Erano gli anni dell’urlo di Marco Tardelli e di Totò Cutugno che raccontava un’Italia agli spaghetti al dente e un partigiano come presidente, ma forse poco dopo. Magari erano gli anni di Totò Schillaci, delle notti magiche e del Super Santos (il pallone) che portavamo fieramente sotto l’ascella perché eravamo tutti panchinari e tutti capitani. Non una ma tante nazionali di borgata senza fenomeni e fatte e cresciute a pane e latte e di tanto spirito operaio, perché dove non ci arrivi tu ci metto il piede io.
Non c’erano smartphone che potevano cascare dalle mani allora, gli unici telefoni che prendevano qualche botta erano le cabine telefoniche che molto spesso finivano per diventare il palo di una porta immaginaria. Niente te caldo e cambio di maglia nell’intervallo tra il primo e il secondo tempo, ma solo qualche bicchiere d’acqua scroccato al bar e le canottiere del mercatino che restavano sudate. C’era la voglia di vincere come fosse la finale dei mondiali, eppure non c’erano i colori, le razze, gli stipendi milionari e le tifoserie violente.

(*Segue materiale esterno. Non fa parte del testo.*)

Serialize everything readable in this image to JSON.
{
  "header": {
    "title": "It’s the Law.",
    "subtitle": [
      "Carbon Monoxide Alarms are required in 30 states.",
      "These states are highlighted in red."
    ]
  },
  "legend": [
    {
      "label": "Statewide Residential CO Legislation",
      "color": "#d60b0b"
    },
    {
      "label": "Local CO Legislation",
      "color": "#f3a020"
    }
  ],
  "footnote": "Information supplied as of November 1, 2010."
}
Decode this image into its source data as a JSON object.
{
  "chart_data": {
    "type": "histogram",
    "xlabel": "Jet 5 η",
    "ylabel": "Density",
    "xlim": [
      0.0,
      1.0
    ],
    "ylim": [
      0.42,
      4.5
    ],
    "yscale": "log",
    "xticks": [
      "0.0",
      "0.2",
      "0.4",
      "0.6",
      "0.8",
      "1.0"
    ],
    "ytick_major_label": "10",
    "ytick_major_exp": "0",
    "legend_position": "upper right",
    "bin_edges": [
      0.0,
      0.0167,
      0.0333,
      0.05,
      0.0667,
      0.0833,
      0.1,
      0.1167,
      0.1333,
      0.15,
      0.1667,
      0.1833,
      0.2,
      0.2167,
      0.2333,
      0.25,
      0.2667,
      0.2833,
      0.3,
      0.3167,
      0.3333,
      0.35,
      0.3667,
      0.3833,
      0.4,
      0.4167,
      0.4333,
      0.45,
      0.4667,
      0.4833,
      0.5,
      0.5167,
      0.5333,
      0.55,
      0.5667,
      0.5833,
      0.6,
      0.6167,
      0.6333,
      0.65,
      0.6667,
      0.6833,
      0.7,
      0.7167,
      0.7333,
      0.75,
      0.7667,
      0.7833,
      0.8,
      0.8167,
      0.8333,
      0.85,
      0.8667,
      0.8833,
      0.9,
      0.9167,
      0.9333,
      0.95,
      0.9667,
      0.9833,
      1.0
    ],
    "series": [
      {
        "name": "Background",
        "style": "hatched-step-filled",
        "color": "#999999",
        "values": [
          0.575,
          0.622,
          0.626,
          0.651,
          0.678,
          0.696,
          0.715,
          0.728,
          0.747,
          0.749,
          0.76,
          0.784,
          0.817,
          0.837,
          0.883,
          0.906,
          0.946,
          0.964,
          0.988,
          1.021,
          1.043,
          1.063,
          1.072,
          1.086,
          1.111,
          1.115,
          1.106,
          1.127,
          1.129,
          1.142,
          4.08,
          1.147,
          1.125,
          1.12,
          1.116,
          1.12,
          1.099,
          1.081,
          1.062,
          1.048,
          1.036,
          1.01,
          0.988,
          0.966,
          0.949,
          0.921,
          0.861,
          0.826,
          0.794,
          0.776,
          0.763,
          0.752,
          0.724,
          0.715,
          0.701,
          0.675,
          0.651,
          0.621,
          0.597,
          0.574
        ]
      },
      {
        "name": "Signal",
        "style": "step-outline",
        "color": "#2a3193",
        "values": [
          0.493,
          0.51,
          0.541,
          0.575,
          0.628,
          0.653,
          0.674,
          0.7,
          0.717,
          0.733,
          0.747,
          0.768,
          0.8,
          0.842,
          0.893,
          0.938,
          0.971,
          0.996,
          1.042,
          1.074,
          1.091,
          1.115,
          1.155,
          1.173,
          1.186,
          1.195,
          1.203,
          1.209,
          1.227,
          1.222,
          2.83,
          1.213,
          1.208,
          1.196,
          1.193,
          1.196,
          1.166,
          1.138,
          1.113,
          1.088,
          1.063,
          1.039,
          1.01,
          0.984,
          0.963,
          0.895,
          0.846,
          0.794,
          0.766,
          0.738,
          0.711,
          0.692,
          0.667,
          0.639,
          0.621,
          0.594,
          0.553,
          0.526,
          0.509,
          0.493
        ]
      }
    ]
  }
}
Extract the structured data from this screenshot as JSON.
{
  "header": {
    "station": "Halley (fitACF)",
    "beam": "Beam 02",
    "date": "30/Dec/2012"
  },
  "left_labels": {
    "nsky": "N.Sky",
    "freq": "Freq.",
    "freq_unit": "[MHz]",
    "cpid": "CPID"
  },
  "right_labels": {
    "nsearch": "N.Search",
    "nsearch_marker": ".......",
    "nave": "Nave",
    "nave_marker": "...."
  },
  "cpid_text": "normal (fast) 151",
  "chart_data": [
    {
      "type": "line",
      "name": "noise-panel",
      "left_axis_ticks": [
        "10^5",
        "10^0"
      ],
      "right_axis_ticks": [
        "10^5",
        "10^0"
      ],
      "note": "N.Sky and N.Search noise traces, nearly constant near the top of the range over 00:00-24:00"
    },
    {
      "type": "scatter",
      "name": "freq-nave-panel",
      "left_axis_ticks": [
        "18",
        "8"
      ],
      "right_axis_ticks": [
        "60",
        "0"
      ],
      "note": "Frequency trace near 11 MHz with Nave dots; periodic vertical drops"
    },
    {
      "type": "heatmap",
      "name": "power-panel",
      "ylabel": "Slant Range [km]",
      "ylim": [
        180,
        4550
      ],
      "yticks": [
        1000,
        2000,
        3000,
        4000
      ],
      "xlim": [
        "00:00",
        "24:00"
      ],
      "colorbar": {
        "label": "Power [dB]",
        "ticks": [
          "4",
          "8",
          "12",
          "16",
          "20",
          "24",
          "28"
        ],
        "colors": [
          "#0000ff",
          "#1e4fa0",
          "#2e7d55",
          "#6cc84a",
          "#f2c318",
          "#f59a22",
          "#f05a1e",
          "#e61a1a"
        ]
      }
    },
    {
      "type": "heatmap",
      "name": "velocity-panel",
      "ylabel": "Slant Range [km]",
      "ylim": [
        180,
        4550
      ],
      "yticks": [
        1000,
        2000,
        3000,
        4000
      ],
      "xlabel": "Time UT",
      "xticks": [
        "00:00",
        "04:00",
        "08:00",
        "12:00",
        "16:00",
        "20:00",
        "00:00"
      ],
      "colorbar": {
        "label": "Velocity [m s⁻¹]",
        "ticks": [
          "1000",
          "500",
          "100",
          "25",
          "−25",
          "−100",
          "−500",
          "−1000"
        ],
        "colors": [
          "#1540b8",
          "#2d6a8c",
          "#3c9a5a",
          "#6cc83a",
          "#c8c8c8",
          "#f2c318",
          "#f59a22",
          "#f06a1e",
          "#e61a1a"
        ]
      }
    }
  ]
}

Al fischio finale lo spogliatoio diventava la bottega sotto casa e le mille lire le portavamo fieri al salumiere come fosse uno scudetto.
“Il piattino” lo hanno sempre chiamato a Palermo… Altro che cibo asiatico! Altro che panini prodotti in serie! Altro che merendine dai pacchetti colorati! Il pattino di 1000, 2000 o 3000 lire era democratico come Berlinguer e risoluto come Almirante. Come diceva il salumiere: “se puoi pagare manci, se non puoi pagare mangi lo stesso”. Mortadella, salame, prosciutto, provola (e non credo di ricordare altri salumi oltre questi a cavallo degli anni 80’e 90’) erano piatti gourmet prima dell’avvento della cucina francese e giapponese. Non me ne vogliano l’uramaki o la quiche Lorraine, il piattino era già pallone d’oro senza bisogno d’impiattamento.
La mortadella ha la sua storia, il salame se la sente sucare, la provola dove la metti sta, e il prosciutto è talmente evergreen che Giorgio Armani può accompagnare solo. Una composizione perfetta di eccellenze, anzi di figli prediletti, che la storia ci regala una volta ogni morte di papa proprio come solo il rinascimento ci ha regalato tutti in un colpo Michelangelo, Raffaello, Donatello e Leonardo. Non c’è bisogno di contemplarlo come l’arte contemporanea, non c’è necessità di fotografarlo perché manco è vanitoso, il piattino è come moschettieri di Alexandre Dumas: uno per tutti e tutti per uno!